All seven of the soldiers with us and Inbar, had friends buried there and spoke to us about the people they had lost. Inbar spoke a bit through her tears and I wanted to crush her with love. I find it so amazing that these women are shooting instructors or tank mechanics and are ready to die, but can then put on dresses and cry unashamedly. To watch Inbar holding a rifle and being emotionally vulnerable at the same time makes me realise that women are the same everywhere. We should never be told our feelings are too much.

It's been pretty spectacular to meet people who lead such starkly different lives to us. On the one hand they really have seen nothing of the world - they come straight out of school and into the army, they're still kids when they become soldiers. On the other hand the army seems to quickly turn boys into men and girls into women... the soldiers with us are between 20-22 years old, and really, they're badass.

Mali + Asaf

Asaf, Avi + Neta

Sometimes I imagine what they'd be like had they grown up in Australia - sitting around drinking overpriced beers and wearing dumb pointy shoes and talking shit. I'm glad they are here instead, being strong and far less full of shit.

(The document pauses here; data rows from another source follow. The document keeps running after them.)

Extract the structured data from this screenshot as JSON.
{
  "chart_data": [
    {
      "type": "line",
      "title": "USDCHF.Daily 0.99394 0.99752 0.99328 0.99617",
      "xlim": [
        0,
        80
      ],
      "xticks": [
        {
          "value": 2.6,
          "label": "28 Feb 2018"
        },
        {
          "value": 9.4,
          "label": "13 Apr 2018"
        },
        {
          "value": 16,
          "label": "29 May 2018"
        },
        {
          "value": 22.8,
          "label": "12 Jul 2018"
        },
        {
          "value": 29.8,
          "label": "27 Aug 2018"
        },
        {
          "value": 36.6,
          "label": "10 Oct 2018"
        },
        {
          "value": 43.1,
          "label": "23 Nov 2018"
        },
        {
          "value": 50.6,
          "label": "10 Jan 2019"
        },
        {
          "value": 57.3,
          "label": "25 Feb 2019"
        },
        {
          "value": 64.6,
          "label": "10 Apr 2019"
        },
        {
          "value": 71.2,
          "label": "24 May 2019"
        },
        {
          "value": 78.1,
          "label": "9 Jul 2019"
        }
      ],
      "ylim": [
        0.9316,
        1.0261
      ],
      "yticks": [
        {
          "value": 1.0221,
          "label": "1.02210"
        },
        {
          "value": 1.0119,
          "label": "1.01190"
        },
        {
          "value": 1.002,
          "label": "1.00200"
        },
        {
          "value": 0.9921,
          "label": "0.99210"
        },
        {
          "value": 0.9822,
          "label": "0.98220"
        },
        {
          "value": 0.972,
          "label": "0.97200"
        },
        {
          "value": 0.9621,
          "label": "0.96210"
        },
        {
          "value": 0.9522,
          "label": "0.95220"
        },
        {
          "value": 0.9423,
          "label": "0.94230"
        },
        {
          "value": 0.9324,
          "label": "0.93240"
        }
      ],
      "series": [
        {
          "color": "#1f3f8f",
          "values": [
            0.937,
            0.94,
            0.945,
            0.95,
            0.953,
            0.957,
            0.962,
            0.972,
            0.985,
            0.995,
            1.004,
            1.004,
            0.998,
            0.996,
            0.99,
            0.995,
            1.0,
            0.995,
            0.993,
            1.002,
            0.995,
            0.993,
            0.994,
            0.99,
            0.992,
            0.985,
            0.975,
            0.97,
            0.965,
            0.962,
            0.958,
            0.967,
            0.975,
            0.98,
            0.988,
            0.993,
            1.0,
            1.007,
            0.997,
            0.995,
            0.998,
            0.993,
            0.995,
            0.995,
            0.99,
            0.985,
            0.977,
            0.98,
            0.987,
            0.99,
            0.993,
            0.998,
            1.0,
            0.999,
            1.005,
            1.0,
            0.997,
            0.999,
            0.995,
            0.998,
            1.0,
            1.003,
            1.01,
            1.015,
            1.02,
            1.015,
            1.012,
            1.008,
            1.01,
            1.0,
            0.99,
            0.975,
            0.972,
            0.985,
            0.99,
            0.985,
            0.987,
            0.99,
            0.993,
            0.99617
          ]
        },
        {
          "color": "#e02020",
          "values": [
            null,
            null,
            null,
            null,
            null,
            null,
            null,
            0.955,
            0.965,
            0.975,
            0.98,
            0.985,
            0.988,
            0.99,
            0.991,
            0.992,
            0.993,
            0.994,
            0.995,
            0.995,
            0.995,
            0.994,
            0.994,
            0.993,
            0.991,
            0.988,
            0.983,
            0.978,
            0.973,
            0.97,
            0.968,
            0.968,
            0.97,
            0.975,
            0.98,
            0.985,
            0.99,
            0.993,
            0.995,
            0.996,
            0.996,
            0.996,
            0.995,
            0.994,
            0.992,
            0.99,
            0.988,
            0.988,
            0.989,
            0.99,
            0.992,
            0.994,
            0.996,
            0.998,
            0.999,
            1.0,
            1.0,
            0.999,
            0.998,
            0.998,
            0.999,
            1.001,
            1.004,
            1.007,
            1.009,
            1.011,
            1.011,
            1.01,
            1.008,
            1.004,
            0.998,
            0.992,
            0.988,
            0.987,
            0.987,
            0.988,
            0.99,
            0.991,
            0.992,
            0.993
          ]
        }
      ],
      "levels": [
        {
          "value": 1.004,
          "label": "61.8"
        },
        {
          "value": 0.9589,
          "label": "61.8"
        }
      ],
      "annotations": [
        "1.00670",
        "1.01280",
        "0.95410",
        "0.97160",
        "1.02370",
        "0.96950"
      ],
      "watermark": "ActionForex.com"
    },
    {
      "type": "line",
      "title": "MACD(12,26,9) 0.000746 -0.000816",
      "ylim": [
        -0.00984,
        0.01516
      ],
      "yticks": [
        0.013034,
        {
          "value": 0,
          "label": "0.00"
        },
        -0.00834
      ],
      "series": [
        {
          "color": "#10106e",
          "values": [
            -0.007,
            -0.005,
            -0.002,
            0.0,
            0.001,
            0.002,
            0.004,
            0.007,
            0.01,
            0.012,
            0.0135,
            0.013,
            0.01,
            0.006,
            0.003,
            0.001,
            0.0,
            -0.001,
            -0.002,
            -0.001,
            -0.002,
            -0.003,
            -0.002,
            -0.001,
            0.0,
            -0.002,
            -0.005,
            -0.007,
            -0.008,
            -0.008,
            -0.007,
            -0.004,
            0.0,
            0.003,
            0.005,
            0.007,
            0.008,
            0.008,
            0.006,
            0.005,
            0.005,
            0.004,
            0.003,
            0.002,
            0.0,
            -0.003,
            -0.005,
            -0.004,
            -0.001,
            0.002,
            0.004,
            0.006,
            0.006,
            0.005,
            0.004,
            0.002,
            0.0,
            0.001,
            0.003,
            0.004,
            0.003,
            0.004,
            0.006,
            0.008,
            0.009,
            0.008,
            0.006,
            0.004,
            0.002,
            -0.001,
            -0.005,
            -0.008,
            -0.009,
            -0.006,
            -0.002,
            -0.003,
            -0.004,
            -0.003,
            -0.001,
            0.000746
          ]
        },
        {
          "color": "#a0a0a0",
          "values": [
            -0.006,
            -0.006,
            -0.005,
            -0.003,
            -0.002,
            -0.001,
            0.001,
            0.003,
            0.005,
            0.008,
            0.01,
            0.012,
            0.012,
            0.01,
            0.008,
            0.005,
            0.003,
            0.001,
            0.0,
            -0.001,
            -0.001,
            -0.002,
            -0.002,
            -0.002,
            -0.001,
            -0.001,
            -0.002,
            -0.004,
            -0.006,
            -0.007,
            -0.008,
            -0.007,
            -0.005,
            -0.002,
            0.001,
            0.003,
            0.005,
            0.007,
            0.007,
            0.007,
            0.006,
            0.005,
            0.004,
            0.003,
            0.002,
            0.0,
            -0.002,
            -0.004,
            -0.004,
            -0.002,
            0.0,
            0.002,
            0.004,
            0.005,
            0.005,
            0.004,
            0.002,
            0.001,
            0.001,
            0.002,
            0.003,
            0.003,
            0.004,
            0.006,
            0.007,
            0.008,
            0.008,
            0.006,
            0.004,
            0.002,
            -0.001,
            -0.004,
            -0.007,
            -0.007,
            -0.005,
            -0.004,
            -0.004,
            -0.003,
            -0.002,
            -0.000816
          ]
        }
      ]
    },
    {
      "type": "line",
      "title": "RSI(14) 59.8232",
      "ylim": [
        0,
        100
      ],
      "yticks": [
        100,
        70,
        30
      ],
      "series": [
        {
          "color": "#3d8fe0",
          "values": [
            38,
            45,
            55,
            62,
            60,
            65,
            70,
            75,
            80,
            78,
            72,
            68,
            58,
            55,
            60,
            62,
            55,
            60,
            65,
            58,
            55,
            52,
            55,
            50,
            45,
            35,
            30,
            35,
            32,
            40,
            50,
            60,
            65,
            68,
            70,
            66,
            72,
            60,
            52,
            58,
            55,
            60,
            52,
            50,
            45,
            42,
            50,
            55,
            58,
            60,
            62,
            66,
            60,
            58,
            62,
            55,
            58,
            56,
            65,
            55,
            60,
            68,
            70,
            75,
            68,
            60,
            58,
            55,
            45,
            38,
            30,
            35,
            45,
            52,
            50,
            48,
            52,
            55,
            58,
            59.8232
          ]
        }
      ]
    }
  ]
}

Sombre part of the day over, we take a bus to the market and spend a frantic 45 minutes buying candy, checking out the junk shops, and finding little presents for our "shabbat-o-grams" (which is basically the Jewish equivalent of that Christmas thing where people buy a secret gift for someone in their workplace or whatever). Daniel, our tour guide, pulled out my name and bought me the besssst halva. Lucky guess - I love that stuff! The best part was the card:

Dear Talia,
Halva great shabbat.
You rock!
Daniel

The only thing I would have wanted more than halva was a good pun.

We all got into our Shabbat clothes and walked to the Western Wall. There was singing and dancing and soooo many people - thousands and thousands. Men and women are separated which drives me crazy because of the reasoning for it. It's something along the lines of 'man has an animal nature so for him to focus on praying instead of sex he can't be near a woman or hear her sing.' There are actually some super orthodox rabbis walking around with ear plugs in so as not to accidentally hear a female singing.

I felt pretty uncomfortable after a while (even though the spirit of the evening is pretty amazing, forcing a dance feels weird), and Mali had a headache so we went and sat away from the crowds and talked a bit about our very different lives. When the group was done, we all walked for 45 minutes (!!) to an empty synagogue where we had dinner. Pretty cool. Everybody was asked to say a small something about their feelings regarding the trip... it was a good night.

At about 2am (rabbis know how to party), we walked back to the hotel (another 45 minutes). Somehow we ended up on the rooftop, where everyone was drinking and dancing to music that made me want to put screwdrivers deep inside my ears. After a while I commandeered the iPod and subjected the remaining few to some Lil Weezy. Sat with Avi + Dom + a few others until about 5am when almost everybody went to bed.

Dom, Asaf, Avi and I then sat and talked until the sun was well and truly up - Avi in broken English, me in non-existent Hebrew, Dom translating back and forth. We spoke about the differences between Israelis and Australians, and even though they are men in some ways, when they talk about women they still sound a bit like boys (perhaps that never changes). Avi's English is super limited, and my favourite part of the evening was when they were telling us about their different jobs in the army. Asaf explained how he is a commander, and is sometimes responsible for up to 3000 soldiers. Avi then said simply, in perfect English and with a mad grin on his face, "I kill people for fun."

It's funny how some languages are universal, like smiles.